Inspiralize Everything, by the way, has so many great ideas for preparing beets, celeriac, parsnips, rutabaga, radishes, and turnips, all of which tend to stump me mid winter after the millionth sheet pan of roasted vegetables emerges from my oven.
To hard boil eggs: Place eggs in a pot and cover with cold water. Bring to a boil, remove pan from heat, cover and let sit for 9 minutes. Uncover, plunge eggs to an ice bath or bowl of cold water. Let cool briefly, then peel.
When I served this egg salad to a few dinner guests (5 adults total), I doubled the recipe (using 1⅓ cup yogurt) and used 3 hard-boiled eggs. I sliced up some bread, drizzled it with oil, and broiled it for a few minutes on each side, just until lightly golden. Then I piled the toasts on a plate, spooned the apple-egg salad into a bowl, and let people assemble the toasts themselves. On the side, we had a green salad with a shallot vinaigrette. It was very simple, but very good.
If you don't have a spiralizer, you can use a mandoline or you can finely dice the apples.

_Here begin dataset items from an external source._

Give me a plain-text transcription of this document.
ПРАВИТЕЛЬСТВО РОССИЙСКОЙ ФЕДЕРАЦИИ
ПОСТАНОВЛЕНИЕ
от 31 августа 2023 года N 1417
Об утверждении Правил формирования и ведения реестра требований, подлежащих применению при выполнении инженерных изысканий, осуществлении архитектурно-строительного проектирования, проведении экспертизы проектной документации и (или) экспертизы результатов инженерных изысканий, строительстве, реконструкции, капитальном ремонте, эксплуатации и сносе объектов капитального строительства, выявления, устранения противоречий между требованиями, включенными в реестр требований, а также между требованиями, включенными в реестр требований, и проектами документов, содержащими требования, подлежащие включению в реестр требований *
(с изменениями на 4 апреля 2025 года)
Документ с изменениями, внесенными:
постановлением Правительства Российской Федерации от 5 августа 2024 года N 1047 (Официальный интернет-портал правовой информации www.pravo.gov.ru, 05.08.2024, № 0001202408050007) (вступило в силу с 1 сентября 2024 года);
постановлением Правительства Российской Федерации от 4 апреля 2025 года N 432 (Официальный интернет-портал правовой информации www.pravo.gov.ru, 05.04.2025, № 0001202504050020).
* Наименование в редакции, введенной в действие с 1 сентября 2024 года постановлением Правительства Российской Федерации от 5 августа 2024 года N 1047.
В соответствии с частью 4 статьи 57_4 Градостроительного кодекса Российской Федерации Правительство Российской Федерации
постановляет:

- ⅔ cup plus 2 tablespoons Greek yogurt, I use 2%
- 1 tablespoon whole grain or Dijon mustard
- ½ teaspoon garlic powder or 1 small clove garlic, minced
- 1 tablespoon freshly squeezed lemon juice or more to taste
- ½ teaspoon curry powder or more to taste
- kosher salt and freshly cracked black pepper
- ⅛ teaspoon cayenne
- ½ teaspoon sugar, optional
- 1 apple
- 2 tablespoons raisins
- ½ cup diced celery
- 1 hard-boiled egg, peeled and chopped
- 2 large or 4 small collard green or savoy cabbage leaves, stems trimmed, or a few slices of good bread
- ½ cup alfalfa sprouts, optional
- Whisk together the yogurt, mustard, garlic, lemon, curry powder, kosher salt (start with ¼ teaspoon, then add more to taste), pepper, cayenne, and sugar, if using, in a large bowl. Taste, and adjust with more salt, pepper, lemon, cayenne, or sugar as needed.
- Spiralize (see notes above) the apple using BLADE B or C. Add the apple, raisins, celery, and egg to the bowl with the dressing and toss to combine.
- Pack the curried apple-and-egg salad into the middle of the collard or savoy cabbage leaves, dividing it evenly. Top with the sprouts, if using, and roll like a burrito, tucking in the ends. Secure both ends with a toothpick and halve before serving. (See notes above for serving over toast.)